Tim Draper may pull out of India over Citizenship Act concerns and currency after-effects
Tim Draper, American venture capitalist and Bitcoin bull has come out in vocal opposition to India’s citizenship act, claiming Bitcoin could see collateral damage. For the past week, protests have been raging across major Indian cities around a recent amendment to the country’s Citizenship Bill, which according to critics is discriminatory on the basis of religion.
In a December 19 tweet, Draper stated that he was reconsidering his plans of funding businesses in the country over its alleged stance on ‘choosing one religion over another.’
— Tim Draper (@TimDraper) December 19, 2019
According to PRSLegislative, a tracker for the Indian Parliament, the 2019 Bill “seeks to make illegal migrants who are Hindus, Sikhs, Buddhists, Jains, Parsis and Christians from Afghanistan, Bangladesh and Pakistan, eligible for citizenship.”
The fervor around the act, which was passed in the second house of the Indian Parliament on December 11, took the entire country to a tipping point.

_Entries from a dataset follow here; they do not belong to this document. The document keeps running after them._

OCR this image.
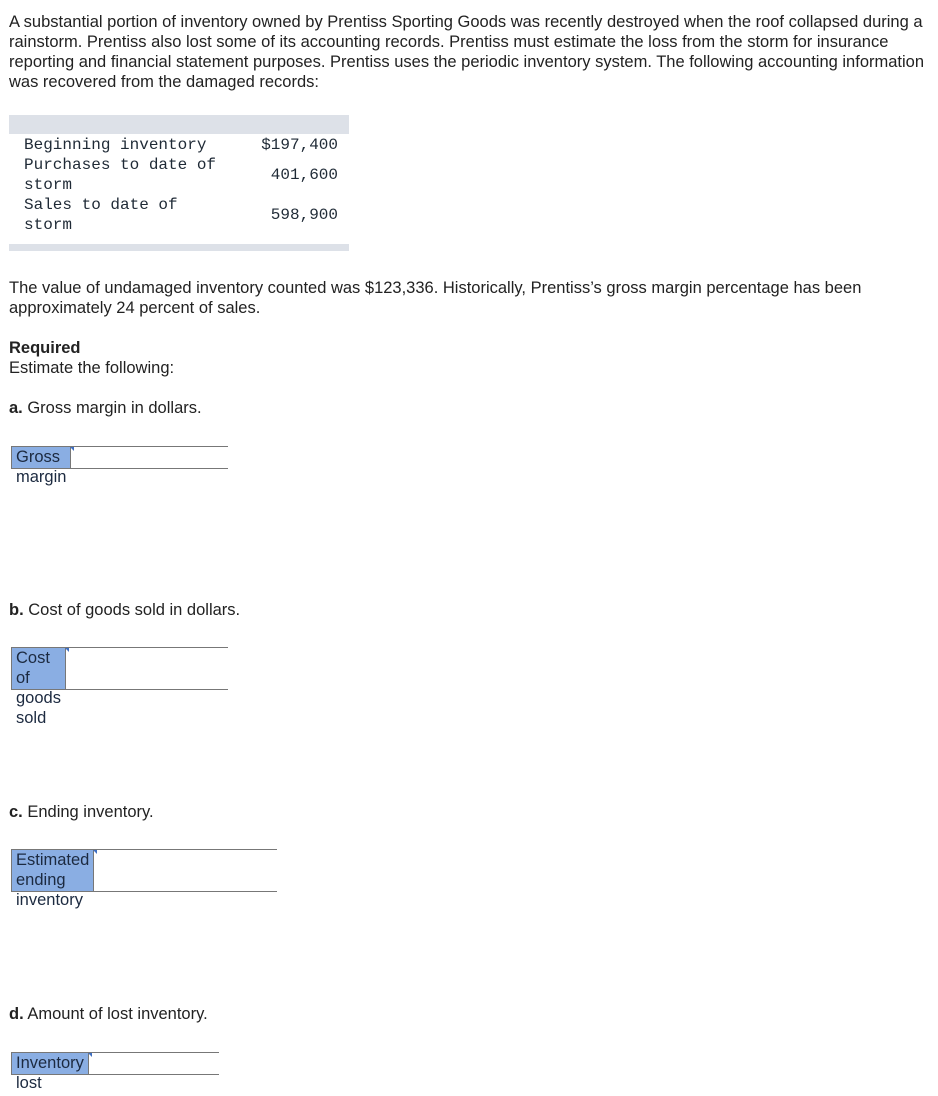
A substantial portion of inventory owned by Prentiss Sporting Goods was recently destroyed when the roof collapsed during a rainstorm. Prentiss also lost some of its accounting records. Prentiss must estimate the loss from the storm for insurance reporting and financial statement purposes. Prentiss uses the periodic inventory system. The following accounting information was recovered from the damaged records:

Beginning inventory	$197,400
Purchases to date of storm
401,600
Sales to date of storm
598,900

The value of undamaged inventory counted was $123,336. Historically, Prentiss’s gross margin percentage has been approximately 24 percent of sales.

Required
Estimate the following:
a. Gross margin in dollars.
Gross margin
b. Cost of goods sold in dollars.
Cost of goods sold
c. Ending inventory.
Estimated ending inventory
d. Amount of lost inventory.
Inventory lost
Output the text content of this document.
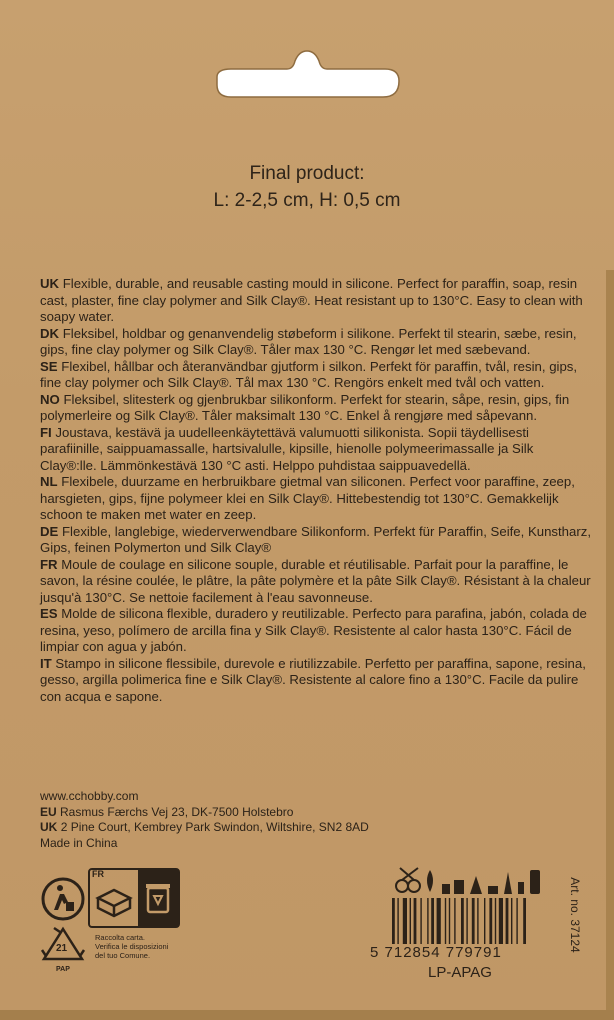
Final product:
L: 2-2,5 cm, H: 0,5 cm

UK Flexible, durable, and reusable casting mould in silicone. Perfect for paraffin, soap, resin cast, plaster, fine clay polymer and Silk Clay®. Heat resistant up to 130°C. Easy to clean with soapy water.

DK Fleksibel, holdbar og genanvendelig støbeform i silikone. Perfekt til stearin, sæbe, resin, gips, fine clay polymer og Silk Clay®. Tåler max 130 °C. Rengør let med sæbevand.

SE Flexibel, hållbar och återanvändbar gjutform i silkon. Perfekt för paraffin, tvål, resin, gips, fine clay polymer och Silk Clay®. Tål max 130 °C. Rengörs enkelt med tvål och vatten.

NO Fleksibel, slitesterk og gjenbrukbar silikonform. Perfekt for stearin, såpe, resin, gips, fin polymerleire og Silk Clay®. Tåler maksimalt 130 °C. Enkel å rengjøre med såpevann.

FI Joustava, kestävä ja uudelleenkäytettävä valumuotti silikonista. Sopii täydellisesti parafiinille, saippuamassalle, hartsivalulle, kipsille, hienolle polymeerimassalle ja Silk Clay®:lle. Lämmönkestävä 130 °C asti. Helppo puhdistaa saippuavedellä.

NL Flexibele, duurzame en herbruikbare gietmal van siliconen. Perfect voor paraffine, zeep, harsgieten, gips, fijne polymeer klei en Silk Clay®. Hittebestendig tot 130°C. Gemakkelijk schoon te maken met water en zeep.

DE Flexible, langlebige, wiederverwendbare Silikonform. Perfekt für Paraffin, Seife, Kunstharz, Gips, feinen Polymerton und Silk Clay®

FR Moule de coulage en silicone souple, durable et réutilisable. Parfait pour la paraffine, le savon, la résine coulée, le plâtre, la pâte polymère et la pâte Silk Clay®. Résistant à la chaleur jusqu'à 130°C. Se nettoie facilement à l'eau savonneuse.

ES Molde de silicona flexible, duradero y reutilizable. Perfecto para parafina, jabón, colada de resina, yeso, polímero de arcilla fina y Silk Clay®. Resistente al calor hasta 130°C. Fácil de limpiar con agua y jabón.

IT Stampo in silicone flessibile, durevole e riutilizzabile. Perfetto per paraffina, sapone, resina, gesso, argilla polimerica fine e Silk Clay®. Resistente al calore fino a 130°C. Facile da pulire con acqua e sapone.

www.cchobby.com

EU Rasmus Færchs Vej 23, DK-7500 Holstebro

UK 2 Pine Court, Kembrey Park Swindon, Wiltshire, SN2 8AD

Made in China

FR
21
PAP
Raccolta carta.
Verifica le disposizioni
del tuo Comune.	5 712854 779791
LP-APAG
Art. no. 37124
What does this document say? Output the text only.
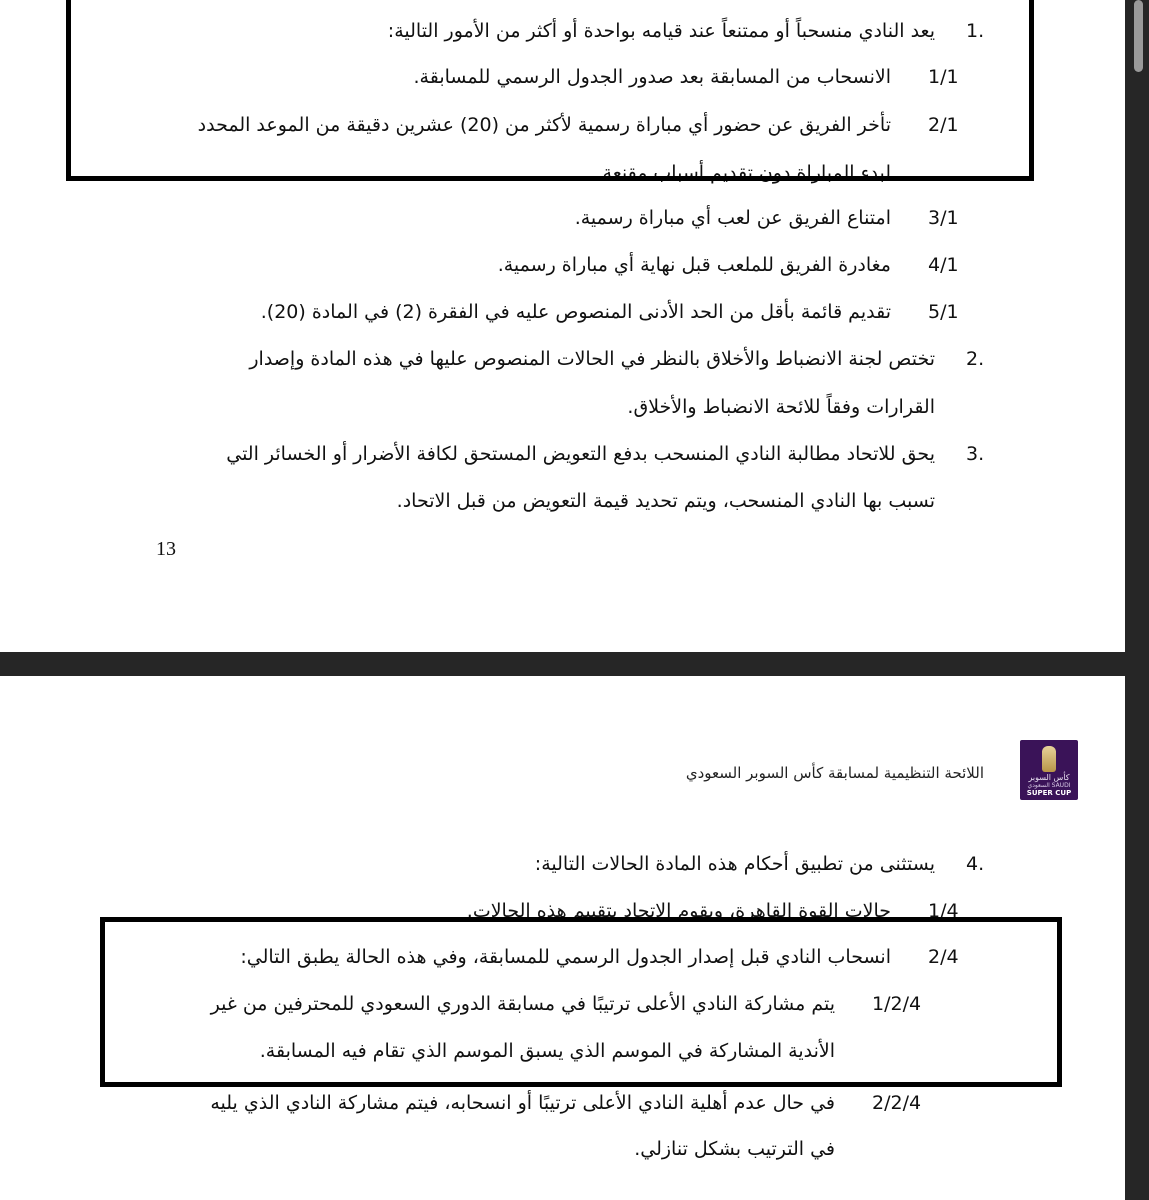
1.
يعد النادي منسحباً أو ممتنعاً عند قيامه بواحدة أو أكثر من الأمور التالية:
1/1
الانسحاب من المسابقة بعد صدور الجدول الرسمي للمسابقة.
2/1
تأخر الفريق عن حضور أي مباراة رسمية لأكثر من (20) عشرين دقيقة من الموعد المحدد
لبدء المباراة دون تقديم أسباب مقنعة.
3/1
امتناع الفريق عن لعب أي مباراة رسمية.
4/1
مغادرة الفريق للملعب قبل نهاية أي مباراة رسمية.
5/1
تقديم قائمة بأقل من الحد الأدنى المنصوص عليه في الفقرة (2) في المادة (20).
2.
تختص لجنة الانضباط والأخلاق بالنظر في الحالات المنصوص عليها في هذه المادة وإصدار
القرارات وفقاً للائحة الانضباط والأخلاق.
3.
يحق للاتحاد مطالبة النادي المنسحب بدفع التعويض المستحق لكافة الأضرار أو الخسائر التي
تسبب بها النادي المنسحب، ويتم تحديد قيمة التعويض من قبل الاتحاد.
13
كأس السوبر
السعودي SAUDI
SUPER CUP
اللائحة التنظيمية لمسابقة كأس السوبر السعودي
4.
يستثنى من تطبيق أحكام هذه المادة الحالات التالية:
1/4
حالات القوة القاهرة، ويقوم الاتحاد بتقييم هذه الحالات.
2/4
انسحاب النادي قبل إصدار الجدول الرسمي للمسابقة، وفي هذه الحالة يطبق التالي:
1/2/4
يتم مشاركة النادي الأعلى ترتيبًا في مسابقة الدوري السعودي للمحترفين من غير
الأندية المشاركة في الموسم الذي يسبق الموسم الذي تقام فيه المسابقة.
2/2/4
في حال عدم أهلية النادي الأعلى ترتيبًا أو انسحابه، فيتم مشاركة النادي الذي يليه
في الترتيب بشكل تنازلي.
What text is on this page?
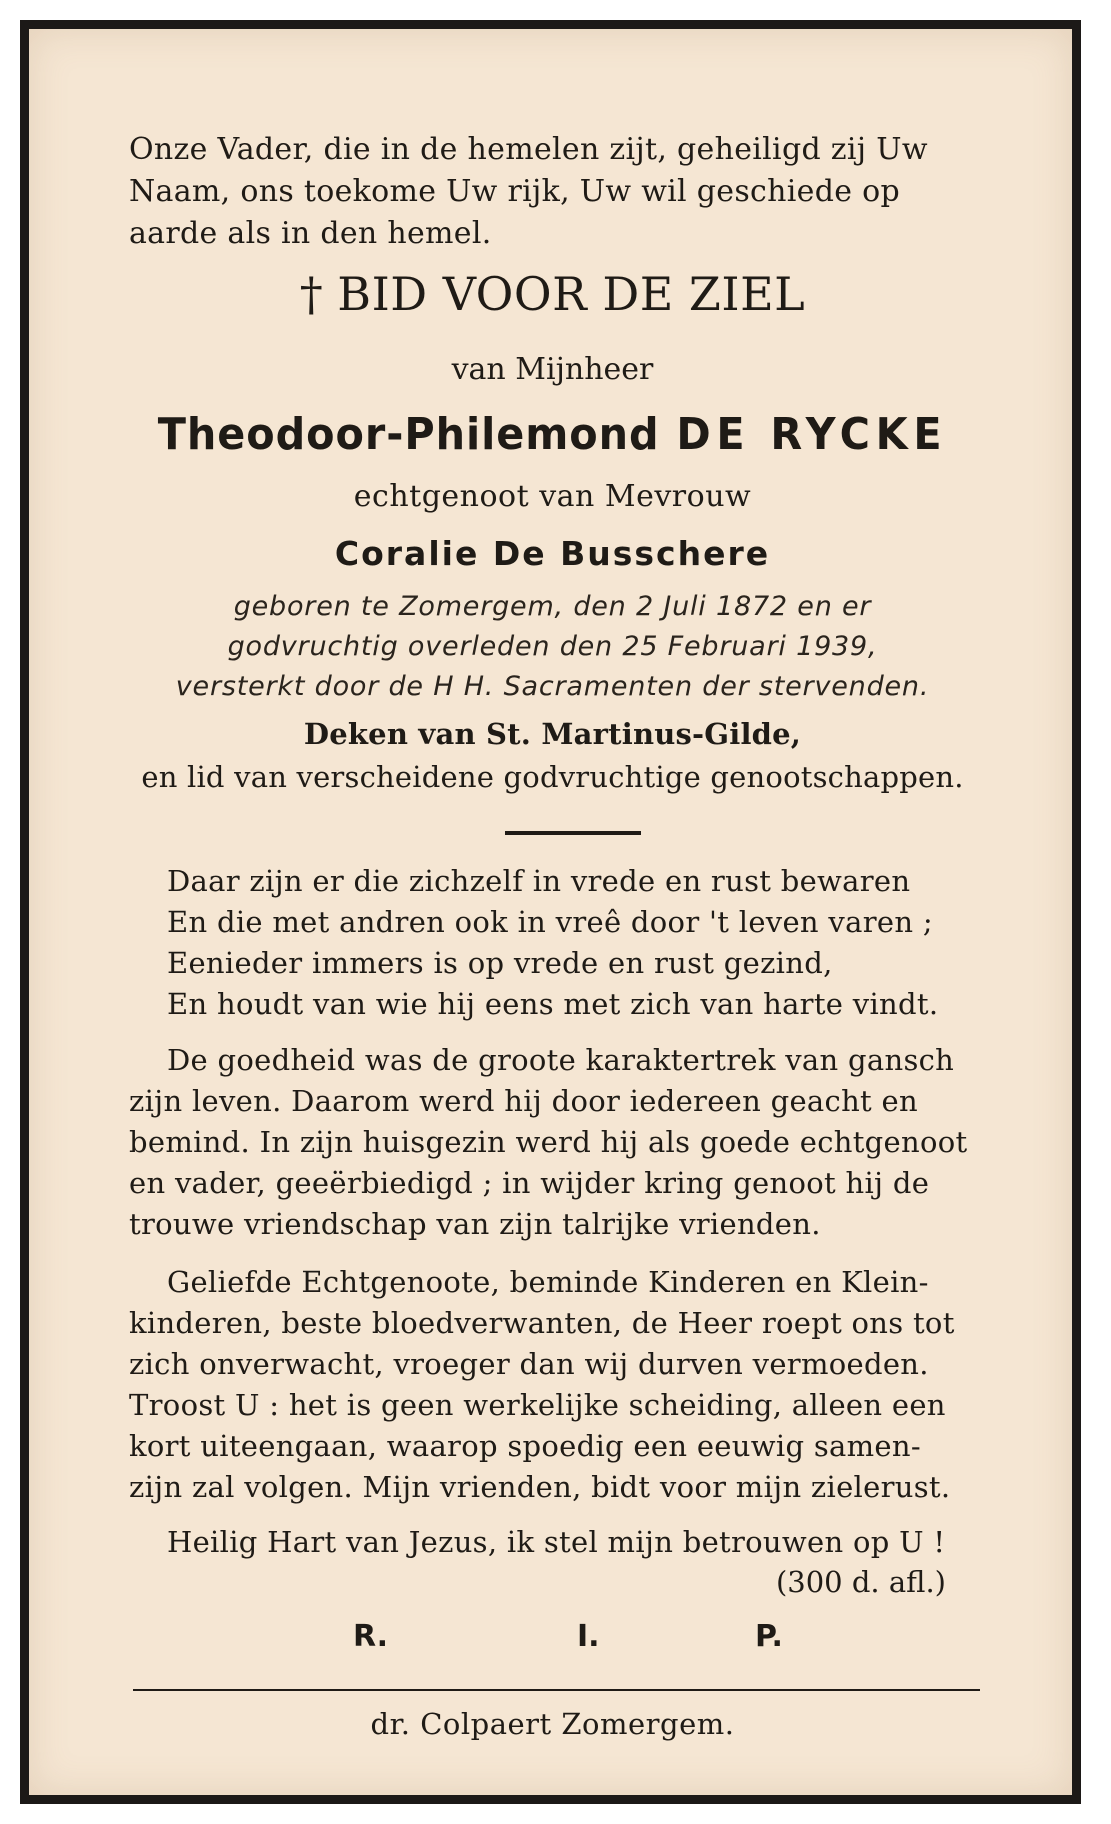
Onze Vader, die in de hemelen zijt, geheiligd zij Uw
Naam, ons toekome Uw rijk, Uw wil geschiede op
aarde als in den hemel.
† BID VOOR DE ZIEL
van Mijnheer
Theodoor-Philemond DE RYCKE
echtgenoot van Mevrouw
Coralie De Busschere
geboren te Zomergem, den 2 Juli 1872 en er
godvruchtig overleden den 25 Februari 1939,
versterkt door de H H. Sacramenten der stervenden.
Deken van St. Martinus-Gilde,
en lid van verscheidene godvruchtige genootschappen.
Daar zijn er die zichzelf in vrede en rust bewaren
En die met andren ook in vreê door 't leven varen ;
Eenieder immers is op vrede en rust gezind,
En houdt van wie hij eens met zich van harte vindt.
De goedheid was de groote karaktertrek van gansch
zijn leven. Daarom werd hij door iedereen geacht en
bemind. In zijn huisgezin werd hij als goede echtgenoot
en vader, geeërbiedigd ; in wijder kring genoot hij de
trouwe vriendschap van zijn talrijke vrienden.
Geliefde Echtgenoote, beminde Kinderen en Klein-
kinderen, beste bloedverwanten, de Heer roept ons tot
zich onverwacht, vroeger dan wij durven vermoeden.
Troost U : het is geen werkelijke scheiding, alleen een
kort uiteengaan, waarop spoedig een eeuwig samen-
zijn zal volgen. Mijn vrienden, bidt voor mijn zielerust.
Heilig Hart van Jezus, ik stel mijn betrouwen op U !
(300 d. afl.)
R.	I.	P.
dr. Colpaert Zomergem.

Initially, the protests were confined to the north-east regions of the country but soon spilled over into major cities like Delhi, Mumbai and Bangalore.
Earlier this week, several universities in the country’s capital erupted in protests, which was met by police-resistance. A growing number of universities and activist groups have been rallying with the protesters, resulting in a national outcry against the citizenship act.
However, Prime Minister of India, Narendra Modi has maintained that there is ‘misinformation,’ spreading around the act, led by the opposition party, the Indian National Congress [INC].
The protests, in many parts of the country, have resulted in violence, causing the local authorities to suspend the Internet services. Reports have suggested that major cities in the National Capital Region [NCR], and other north-Indian states have suffered hours of ‘Internet shutdown,’ concerning India’s Internet entrepreneurs.
Draper Venture Networks, an ‘alliance of VC funds,’ has major investments in India through Blume Ventures, a VC-fund focused on investing in India’s growing start-up network. Headquartered in Bangalore, another flashpoint for the citizenship protests, Blume Ventures has, in its portfolio, popular Indian companies like Mech Mocha, HealthifyME, Dunzo, Unacademy and Railyatri.
While there was no mention of an immediate Bitcoin effect, Tim Draper did go into detail in a subsequent interview with TheWire. On asked what does this say about “India’s recent policy environment,” especially on the “bitcoin front,” Draper suggested that India could miss the bus as currency advancements go. In his words,
“Governments that mess with currency advancements like bitcoin run the risk of being left behind.”
The stance by the government on Internet shutdown has got the venture-capitalist concerned. Bitcoin, being the currency of the internet, cannot run without it, but will outsize the world-wide-web predicted Draper. “Bitcoin promises to be 10 times as big as the Internet,” he said while adding that India does not want to be left behind ‘once again.’
While other countries are very unclear on their crypto-regulatory stance, India is quite forthright, much to the displeasure of the larger cryptocurrency community. In a February 2019 report by the Ministry of Finance, the committee stated that private currencies have “no underlying intrinsic value,” have not been “recognized as legal tender in any jurisdiction” and hence all private cryptocurrencies “be banned in India.” The report even added criminalization of activities involved in cryptocurrencies,
“The Committee has recommended a law banning the cryptocurrencies in India and criminalising carrying on of any activities connected with cryptocurrencies in India.”